Few days back I got an opportunity to visit one of the Gurung village affected by earthquake called Bhote Namlang – 8, Sindhupalchok. I was there with my friends to distribute relief materials for earthquake victims. I was regretting and thinking why I decided to come here until I reached Bhote Namlang. But as soon as we reached there all my regression faded away. Me and my friend MP Subba were travelling through motorcycle on bumpy road to capture the picture of destroyed structures. Our ride didn’t give proper pick up so we decide to walk in hot sunny day. We chitchat with everyone we met on our way to Bhote Namlang. While my friends were distributing relief material I was talking with locals and framing them on my camera. I love to talk with old age people and children. All houses were collapsed though people were smiling.
We wanted to look whole village and to reach main village we had to walk a bit. But we had to come back to Kathmandu so we didn’t go there due to our limited time. While I was returning I met a little girl who is barely 7 year old. Little dark and beautiful innocent child looked little scared to talk to the stranger.
I asked her name and took her picture. She said her name is Jenisha Gurung in very low voice. She tied up her hair with her mothers old wrapper (LUNGI), TIKa on her forehead, dried booger on upper lips. Jenisha was so adorable as soon as I saw her face I felt so happy and I fall in love with her innocence look, she reminded me of my childhood.
I used to were cloths made by my mothers old wrappers sewed by our villagers tailor. Jenisha was olny tying her hair with her mothers old wrapper but when I was little boy of her age I used to wear vest (bhoto) made of my mothers wrapper and wear Bhangra ( one kind of traditional gurung dress worn by men to carry needy stuff) to put pop corn and soybeans for snacks. I had to cut grass and collect dried wood for fire dressed up like that. The more I looked at Jenisha more I was lost in my childhood memory.
One day my grandpa traded velvet cap with tobacco for me. Because I wanted to wear it from long time. I was very happy to get to wear that velvet cap sewed by local tailor named Dhume Damai. I even wore that velvet cap to school and our seniors teased me for wearing cap like that. Jenisha became familiar with me and she was looking at my camera curiously. While I was trying to take her picture one giant man came to us and ordered her to greet me then she get nervous again.
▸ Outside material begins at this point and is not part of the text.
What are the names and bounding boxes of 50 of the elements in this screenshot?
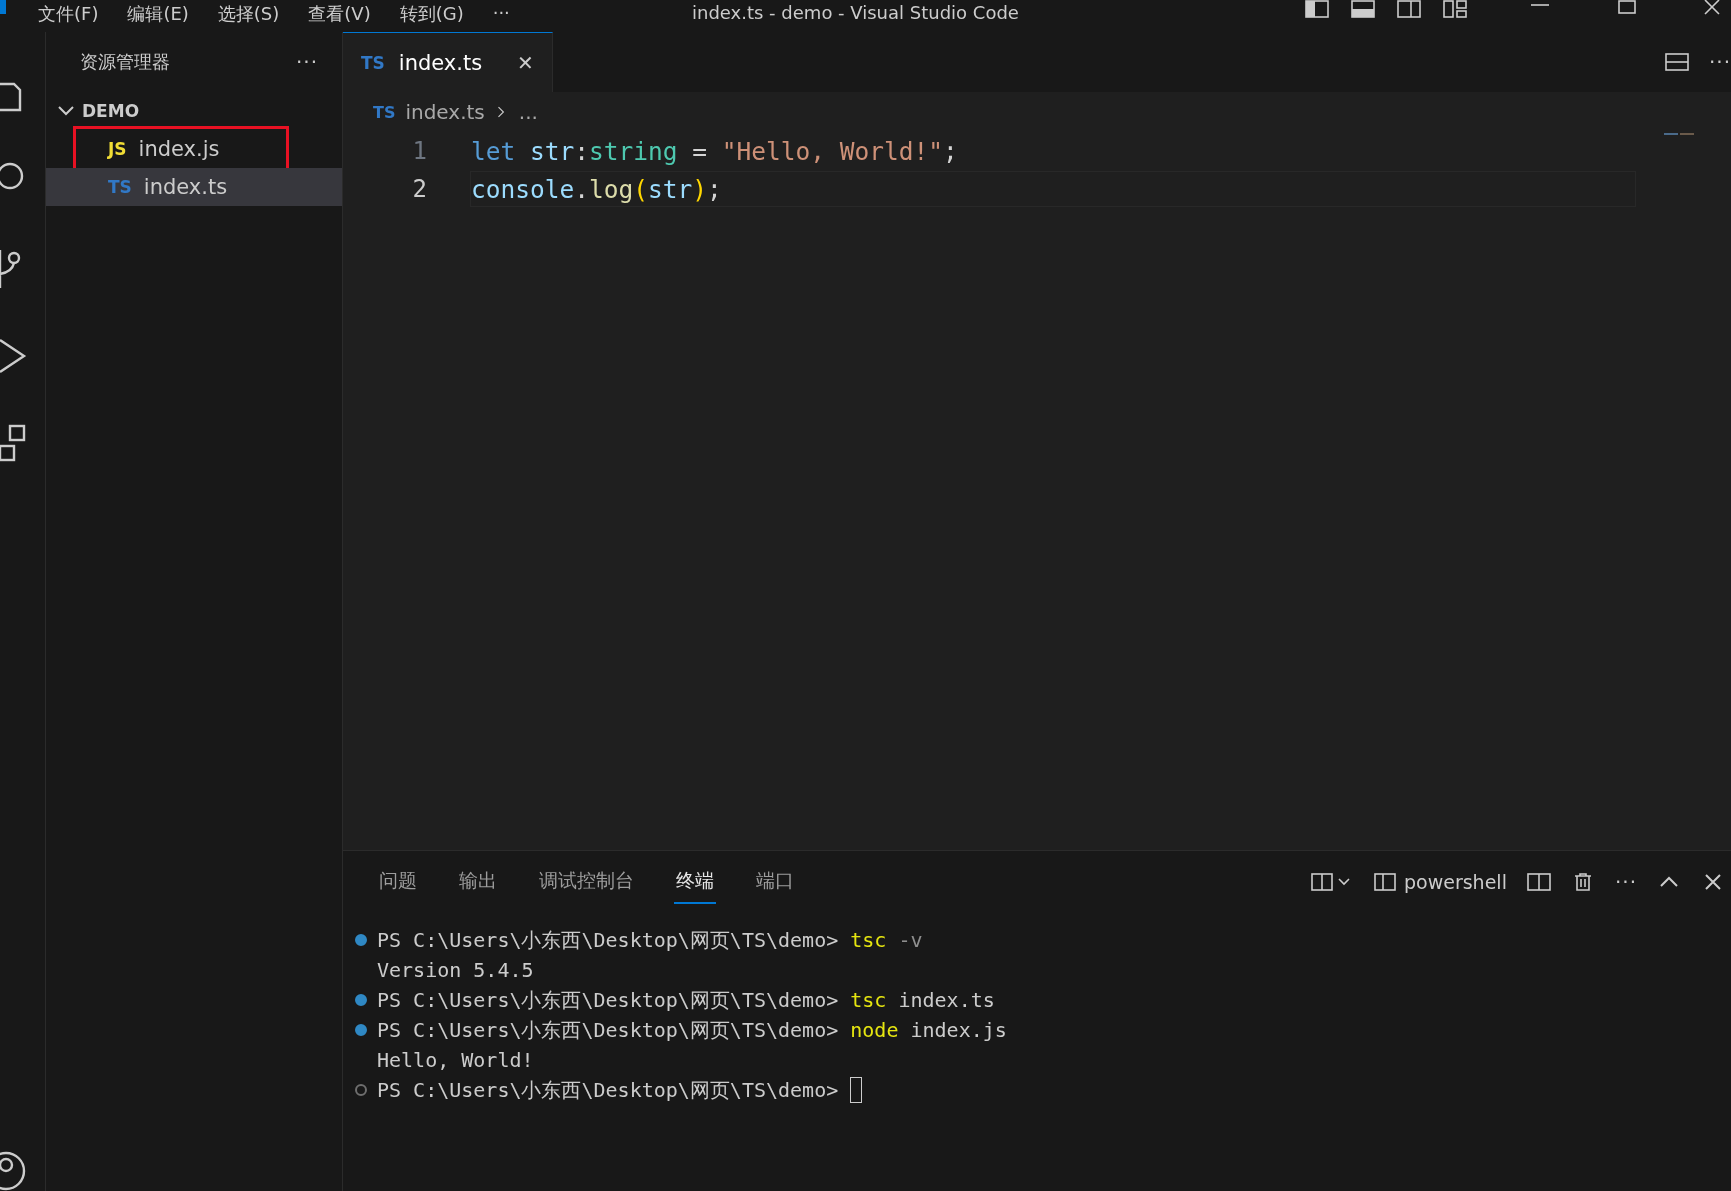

I gave her my camera and show her picture which I took earlier. She was amazed and happy to see her own photographs on my camera. After a while her few friends came near to us. I took pictures of all of them, they were doing whatever I told them to do.
Children looks so happy to do so. They were friendly to me like we were friend for very long time. Till then my friends have finished distributing relief material, they were waiting for me to have snacks and returning back to Kathmandu. Then I left my little friend Jenisha and her friend there. While we were returning from there, I met Jenisha again with her mother and her little sibling. Her little sister was injured in her head and had bandaged.
I asked their mother her age and she was exactly of my daughters age. Jenisha brought her mother there to show her photographs which I took earlier. My friend were telling me to hurry, it’s already 05:30pm we have to cross Melamchi till dusk otherwise we won’t be able to reach Kathmandu. Then I farewelled Jenisha and her family, then left them behind. After I arrived to Kathmandu, I transport all the photographs to my computer of Sindhupalchok folder. Whenever I open Sindhupalchok folder I remember the day of Sindhupalchok, Jenisha and my childhood.